Douglas M. Thomson Sr.
on
Most people applying for Jumbo loans have allready demonstrated their credit abilities. The must put more money into the kitty and if not then expensive mortgage insurance is required to protect the lenders. I see no reason for higher interest rates. The lenders just want more money for the same product. The only differnece is the loan amount. I think the FEDS must set strick guidelines for mortgage related loans that every lender must follow. When you think about it for a minute. The current logic is actualy discrimation based on the loan amount not the home buyers actual ability to qualify for the loan product.
Anonymous
on
Maybe those who are coming up with this nonsense (new loan programs (Govemment People, Politicians, Lobbiests) should walk a mile in their creation before unleashing it on the public!
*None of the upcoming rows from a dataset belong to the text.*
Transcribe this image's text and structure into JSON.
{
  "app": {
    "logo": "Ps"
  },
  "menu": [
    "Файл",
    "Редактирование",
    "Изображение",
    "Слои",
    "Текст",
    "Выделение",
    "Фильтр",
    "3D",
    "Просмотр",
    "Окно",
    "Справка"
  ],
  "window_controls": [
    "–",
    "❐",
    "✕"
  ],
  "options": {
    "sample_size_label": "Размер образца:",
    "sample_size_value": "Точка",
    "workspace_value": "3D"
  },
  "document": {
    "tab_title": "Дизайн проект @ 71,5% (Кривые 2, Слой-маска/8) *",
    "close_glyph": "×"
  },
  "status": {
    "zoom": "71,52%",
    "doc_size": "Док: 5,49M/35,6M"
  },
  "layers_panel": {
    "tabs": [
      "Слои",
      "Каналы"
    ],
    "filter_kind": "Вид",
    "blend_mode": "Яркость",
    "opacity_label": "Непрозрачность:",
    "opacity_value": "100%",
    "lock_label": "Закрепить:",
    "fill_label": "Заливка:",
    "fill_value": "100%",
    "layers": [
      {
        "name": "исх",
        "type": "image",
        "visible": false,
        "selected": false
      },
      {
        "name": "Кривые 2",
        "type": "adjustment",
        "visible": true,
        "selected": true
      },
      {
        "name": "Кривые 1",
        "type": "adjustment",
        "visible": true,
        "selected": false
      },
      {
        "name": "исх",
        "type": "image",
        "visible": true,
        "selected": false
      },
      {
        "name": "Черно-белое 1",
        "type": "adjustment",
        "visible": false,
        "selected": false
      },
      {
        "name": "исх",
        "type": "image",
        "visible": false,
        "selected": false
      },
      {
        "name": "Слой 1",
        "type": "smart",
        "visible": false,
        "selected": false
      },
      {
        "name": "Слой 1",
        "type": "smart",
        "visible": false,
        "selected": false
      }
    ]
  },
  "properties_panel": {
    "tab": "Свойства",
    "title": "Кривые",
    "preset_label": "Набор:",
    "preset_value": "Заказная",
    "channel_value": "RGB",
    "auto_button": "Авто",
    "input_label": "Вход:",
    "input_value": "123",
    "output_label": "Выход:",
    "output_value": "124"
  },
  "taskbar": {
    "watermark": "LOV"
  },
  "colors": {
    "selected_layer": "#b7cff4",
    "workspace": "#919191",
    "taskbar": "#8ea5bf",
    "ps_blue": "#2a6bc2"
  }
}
The parties who come up with this crap obviously no NOTHING about this business - who do they think they are kidding? Let's see one of them "qualify" for their newly designed loan program!
RANDY
on
What is unrealistic is hoping that there is a gubmint solution to magically make payments affordable for these people who are stuck with these loans. Newsflash- it won't happen- not unless Fannie wants to start writing 75 year notes at 140% LTV. We are dealing with several issues such as asking for government intervention on what essentially is a private contract between parties. Under the present proposals, nothing will work effectively. Partial forgiveness? Penalizes the GOOD homeowners. Fed puts more money in? Sustains housing prices preventing new buyers in the marketplace and it's a hit to the taxpayers. Even if there was some sort of resolution that might work- more than a few homeowners would still be turned off by the fact the homes they own are more than likely losers in value- even if it hasn't officially happend yet it's a compelling argument to walk away from the house and take the credit lumps. The other thing, is that any solution will penalize those who can and are willing to make the payments. This downward spiral will continue until we can get some new buyers in the market, which will not happen until we see housing prices drop in these high cost areas, which means more people have to walk away from homes, which means more investors scared of MBS, and on and on. "IF" there is a bailout offered, they need to severely penalize anyone using it - treat it like a student loan- can't get rid of it if you default, that way anyone looking to take the easy way out is still stuck with it. Anyone who doesn't use this option takes their lumps and the lenders take their lumps too. Bottom line is, the market just needs to get the crash over with - taxpayers can't be footing the bill for these rescue plans without some recourse, and the lenders shouldn't be expempt for poor choices in judgement, and the good homeowners who can and are able to make the payments need a good incentive to stay there. Under no circumstances should anyone who uses taxpayer funds be allowed just to take the standard hit to credit if they default - a gubbie backed loan that if you default, it stays there. The FED shouldn't be offering such solutions without some sort of return, it isn't fair to taxpayers to bail out anyone who did this recklessly - not without some sort of liablity on the homeowners or RE speculators.